Bozkır Zengibar Kalesi
Bozkır'a hakim olan bir tepe üzerine kurulu olan Isaura, Zengibar Kalesi olarak adlandırılmakta ve Bozkır'a 16 km uzaklıktadır. Isaura, 1860 metre yükseklikte bir tepe üzerine kurulmuştur. Sarp uçurumlarla çevrilmiş olan tepe, Konya ve Toroslar'ı kontrol altında tutabilen bir yerdir. Özellikle seçilmiş olan bu dağ tepesi, ayrıca Seydişehir, Karaman, Hadim yörelerini de kontrol altına almaktadır. Bol su kaynaklarının bulunduğu, Toros dağ sıralarının, Seydişehir ve Suğla Gölünün, hatta Konya’nın bir çok yöresinin görülebildiği bu hakim tepe, Isauralılar tarafından bilinçli olarak seçilmiştir. Surlarının uzunluğunun 4 km olduğu bilinen Zengibar Kalesinin Selçuklular zamanında fethedildiği sanılmaktadır.

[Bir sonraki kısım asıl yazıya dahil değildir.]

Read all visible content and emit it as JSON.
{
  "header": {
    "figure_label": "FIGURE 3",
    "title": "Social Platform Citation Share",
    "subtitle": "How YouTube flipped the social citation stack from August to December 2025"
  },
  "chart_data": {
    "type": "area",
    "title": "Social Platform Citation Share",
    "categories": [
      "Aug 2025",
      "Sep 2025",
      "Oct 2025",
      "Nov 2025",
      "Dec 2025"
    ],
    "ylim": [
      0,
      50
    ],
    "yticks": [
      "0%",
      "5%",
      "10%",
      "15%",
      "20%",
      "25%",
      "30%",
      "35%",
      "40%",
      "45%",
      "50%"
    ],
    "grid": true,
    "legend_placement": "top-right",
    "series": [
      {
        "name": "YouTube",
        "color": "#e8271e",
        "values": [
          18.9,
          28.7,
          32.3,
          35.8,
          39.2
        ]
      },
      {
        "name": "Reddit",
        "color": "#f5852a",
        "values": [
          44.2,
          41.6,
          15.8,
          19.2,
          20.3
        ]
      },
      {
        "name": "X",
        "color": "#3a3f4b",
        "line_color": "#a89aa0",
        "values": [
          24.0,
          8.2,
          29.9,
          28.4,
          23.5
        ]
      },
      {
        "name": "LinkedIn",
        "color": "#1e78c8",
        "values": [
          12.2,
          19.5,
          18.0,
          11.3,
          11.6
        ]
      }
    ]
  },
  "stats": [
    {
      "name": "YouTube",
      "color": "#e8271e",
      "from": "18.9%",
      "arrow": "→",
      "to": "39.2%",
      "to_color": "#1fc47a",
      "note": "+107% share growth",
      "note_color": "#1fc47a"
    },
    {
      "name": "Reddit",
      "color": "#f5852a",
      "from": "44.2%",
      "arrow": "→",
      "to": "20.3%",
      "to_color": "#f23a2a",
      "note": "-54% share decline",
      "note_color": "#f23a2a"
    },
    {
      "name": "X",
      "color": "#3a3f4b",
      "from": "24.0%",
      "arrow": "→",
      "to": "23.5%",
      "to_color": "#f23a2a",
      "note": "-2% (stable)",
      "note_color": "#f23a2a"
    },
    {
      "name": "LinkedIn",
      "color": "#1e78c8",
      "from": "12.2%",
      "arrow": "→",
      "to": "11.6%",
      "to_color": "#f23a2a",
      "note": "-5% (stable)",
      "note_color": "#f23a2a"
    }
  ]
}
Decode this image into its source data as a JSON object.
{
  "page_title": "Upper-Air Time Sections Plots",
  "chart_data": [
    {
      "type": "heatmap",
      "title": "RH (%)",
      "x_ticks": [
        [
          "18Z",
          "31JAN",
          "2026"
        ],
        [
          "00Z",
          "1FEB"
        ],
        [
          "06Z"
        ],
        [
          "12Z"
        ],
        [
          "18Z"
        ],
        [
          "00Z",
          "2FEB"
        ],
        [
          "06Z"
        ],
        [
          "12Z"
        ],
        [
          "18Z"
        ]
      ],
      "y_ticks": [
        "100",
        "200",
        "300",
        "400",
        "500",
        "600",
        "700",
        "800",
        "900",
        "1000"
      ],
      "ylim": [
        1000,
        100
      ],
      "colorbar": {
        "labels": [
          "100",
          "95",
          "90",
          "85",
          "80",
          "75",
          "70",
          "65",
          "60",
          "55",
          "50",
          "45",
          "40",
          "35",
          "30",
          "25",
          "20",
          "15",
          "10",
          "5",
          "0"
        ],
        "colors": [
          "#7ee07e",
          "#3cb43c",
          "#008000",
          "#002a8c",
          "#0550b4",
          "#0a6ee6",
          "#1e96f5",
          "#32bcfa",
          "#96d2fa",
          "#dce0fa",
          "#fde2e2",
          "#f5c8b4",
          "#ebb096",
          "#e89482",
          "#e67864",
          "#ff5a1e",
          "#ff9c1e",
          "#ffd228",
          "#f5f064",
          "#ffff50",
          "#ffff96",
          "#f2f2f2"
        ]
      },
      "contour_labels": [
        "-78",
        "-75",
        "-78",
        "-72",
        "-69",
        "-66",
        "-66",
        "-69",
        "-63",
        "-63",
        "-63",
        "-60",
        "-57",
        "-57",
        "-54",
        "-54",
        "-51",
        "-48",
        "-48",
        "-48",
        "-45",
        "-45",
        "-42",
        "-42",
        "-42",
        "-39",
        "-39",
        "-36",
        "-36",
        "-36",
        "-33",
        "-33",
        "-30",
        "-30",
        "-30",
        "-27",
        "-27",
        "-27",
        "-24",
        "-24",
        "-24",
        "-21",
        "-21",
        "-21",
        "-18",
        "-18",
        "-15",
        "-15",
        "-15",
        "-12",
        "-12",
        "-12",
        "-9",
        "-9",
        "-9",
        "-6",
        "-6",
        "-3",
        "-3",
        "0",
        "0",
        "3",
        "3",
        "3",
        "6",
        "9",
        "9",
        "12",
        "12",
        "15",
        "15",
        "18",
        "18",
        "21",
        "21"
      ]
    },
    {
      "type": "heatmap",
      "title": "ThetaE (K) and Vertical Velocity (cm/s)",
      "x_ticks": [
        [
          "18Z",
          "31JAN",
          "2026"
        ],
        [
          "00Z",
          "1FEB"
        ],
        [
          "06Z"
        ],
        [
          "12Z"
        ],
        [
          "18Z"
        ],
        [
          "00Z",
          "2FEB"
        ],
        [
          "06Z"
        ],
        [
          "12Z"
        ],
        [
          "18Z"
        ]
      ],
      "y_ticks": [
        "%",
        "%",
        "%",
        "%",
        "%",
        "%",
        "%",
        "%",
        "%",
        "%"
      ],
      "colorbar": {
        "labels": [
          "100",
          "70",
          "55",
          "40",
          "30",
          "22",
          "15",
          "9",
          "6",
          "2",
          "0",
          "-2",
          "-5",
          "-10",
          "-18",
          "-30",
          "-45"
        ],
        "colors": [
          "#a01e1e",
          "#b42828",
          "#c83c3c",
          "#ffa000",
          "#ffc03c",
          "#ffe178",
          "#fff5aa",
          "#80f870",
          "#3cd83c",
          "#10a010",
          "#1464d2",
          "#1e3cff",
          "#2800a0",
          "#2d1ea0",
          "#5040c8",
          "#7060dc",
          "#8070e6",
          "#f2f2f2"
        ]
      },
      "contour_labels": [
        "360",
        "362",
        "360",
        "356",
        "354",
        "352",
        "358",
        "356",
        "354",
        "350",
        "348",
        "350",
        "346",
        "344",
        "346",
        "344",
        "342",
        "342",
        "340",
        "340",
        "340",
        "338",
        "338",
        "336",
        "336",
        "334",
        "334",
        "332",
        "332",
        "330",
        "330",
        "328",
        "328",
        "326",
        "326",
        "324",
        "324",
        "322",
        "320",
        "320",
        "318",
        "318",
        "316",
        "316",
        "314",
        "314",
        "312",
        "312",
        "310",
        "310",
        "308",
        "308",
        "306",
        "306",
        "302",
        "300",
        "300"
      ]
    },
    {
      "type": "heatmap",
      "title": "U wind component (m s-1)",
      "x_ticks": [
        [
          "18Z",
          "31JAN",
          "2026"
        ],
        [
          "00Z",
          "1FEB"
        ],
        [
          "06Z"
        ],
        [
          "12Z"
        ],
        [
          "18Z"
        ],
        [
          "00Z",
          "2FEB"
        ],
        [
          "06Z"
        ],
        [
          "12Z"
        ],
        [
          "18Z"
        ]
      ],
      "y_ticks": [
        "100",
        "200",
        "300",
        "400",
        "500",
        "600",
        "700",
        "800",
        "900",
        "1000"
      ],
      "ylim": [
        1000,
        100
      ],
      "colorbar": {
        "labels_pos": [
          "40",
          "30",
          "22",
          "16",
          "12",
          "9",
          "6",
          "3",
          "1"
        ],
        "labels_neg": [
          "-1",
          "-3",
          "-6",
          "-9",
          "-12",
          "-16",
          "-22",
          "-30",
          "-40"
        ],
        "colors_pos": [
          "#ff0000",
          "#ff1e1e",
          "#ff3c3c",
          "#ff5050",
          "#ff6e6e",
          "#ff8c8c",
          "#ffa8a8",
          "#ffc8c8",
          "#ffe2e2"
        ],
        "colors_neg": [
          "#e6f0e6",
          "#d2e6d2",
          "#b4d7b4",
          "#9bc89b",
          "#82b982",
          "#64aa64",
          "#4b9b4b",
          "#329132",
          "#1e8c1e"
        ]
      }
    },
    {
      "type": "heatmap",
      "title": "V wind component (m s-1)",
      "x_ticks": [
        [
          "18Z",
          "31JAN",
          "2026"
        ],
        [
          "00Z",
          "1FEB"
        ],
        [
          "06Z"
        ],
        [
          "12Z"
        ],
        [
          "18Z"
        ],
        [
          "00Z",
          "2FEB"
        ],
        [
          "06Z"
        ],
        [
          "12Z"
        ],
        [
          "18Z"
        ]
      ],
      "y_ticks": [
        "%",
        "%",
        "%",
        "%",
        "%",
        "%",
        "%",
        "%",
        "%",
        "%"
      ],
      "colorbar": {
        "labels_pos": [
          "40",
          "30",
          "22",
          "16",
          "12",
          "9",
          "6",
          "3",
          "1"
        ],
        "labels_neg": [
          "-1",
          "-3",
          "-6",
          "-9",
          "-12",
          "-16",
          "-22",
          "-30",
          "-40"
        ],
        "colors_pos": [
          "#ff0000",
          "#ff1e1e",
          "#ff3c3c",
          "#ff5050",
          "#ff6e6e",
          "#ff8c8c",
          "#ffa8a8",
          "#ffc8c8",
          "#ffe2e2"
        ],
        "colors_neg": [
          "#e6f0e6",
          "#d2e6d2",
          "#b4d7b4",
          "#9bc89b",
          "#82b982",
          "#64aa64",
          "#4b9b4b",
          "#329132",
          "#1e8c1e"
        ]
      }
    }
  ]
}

Tarihi kaynaklarda; "Bozkır, eski çağlarda Isaura bölgesi içindedir. Bizans (Roma) döneminde Leontopolis olan bugünkü şehrin güney doğusunda, daha sonra yeni Isauri denilen (Isauria Nova) büyük bir kale yapılmıştır. (Bugünkü adı Zengibar) Kalede yirmi yedi kilisenin olduğu rivayet edilmektedir. Kalenin bugün bir kaç burca ayakta kalabilmiş, daha çok amatör define arayıcılarının tahribine uğramıştır. "Büyük Selçuklu (Anadolu) Sultanı Alaeddin Keykubat Alaiye (Alanya)'yi fethe giderken buradan geçtiği tahmin edilmektedir. (Çünkü Alanya'ya en kısa karayolu buradan geçmektedir''. (162.5 km.)
Bozkır Aygır Pınarı
Bozkır’ın doğal güzelliklerinin en önemlilerinden olan Aygır Pınarı, mesire alanı olarak düzenlenmektedir.
Bozkır Dipsiz Göl
Bir tarafta Bozkır-Sorkun Sarıot yaylaları diğer tarafta ise Akseki yaylalarının birleştiği bölgede, 2.800 metre rakımda bulunan ve etrafı Yörük obalarıyla çevrili bir doğa harikası olan Dipsiz Göl, çok berrak ve bir o kadar da temiz suya sahiptir.
Bozkır Sarıot Gölü
Bozkır Tahini
Bozkır Kurşunlu Camii
Bozkır Kurşunlu Camii
KURŞUNLU CAMİİ: Üçpınar Kasabası'nın Hocaköy mahallesinde bulunan Camiinin ilk olarak düz toprak damlı ve ahşap bir yapı olarak yapıldığı, daha sonra duvarlarının kalınlaştırılıp, üzerinin kubbe ile örtüldüğü tespit edilmiştir. Kubbelerin önce çinko ile kaplanması, daha sonra kurşunla kaplatılması sonucunda ismi de "Kurşunlu Camii" olarak anılmaya başlanmıştır. Kurşunlu Camii içerisindeki süslemeler dikkat çekmektedir. Camii, "Korunması Gerekli Kültür Varlığı" olarak tescil edilmiştir. Vakıflar Müdürlüğü tarafından restorasyon çalışmaları tamamlanmıştır.
Bozkır Asarlık Camii
Bozkır Asarlık Camii
ASARLIK CAMİİ: Bozkır'daki Osmanlı devri eserlerinden olan cami 1282 (Hicri) yılında yapılmıştır. Hisarlık (Asarlık) Kasabası Camisi ahşap işçiliği ve duvar freskoları bakımından ayrı bir önem taşımaktadır. Güdük (Kısa) tek minaresi sarı pör taştan, tek şerefeli ve sekizgen kaide üzerinde yükselmektedir. Hisarlık Kasabası Camii de "Korunması Gerekli Kültür Varlığı" olarak tescil edilmiş miraslardandır. Vakıflar Müdürlüğü tarafından restarosyon çalışmaları tamamlanmıştır.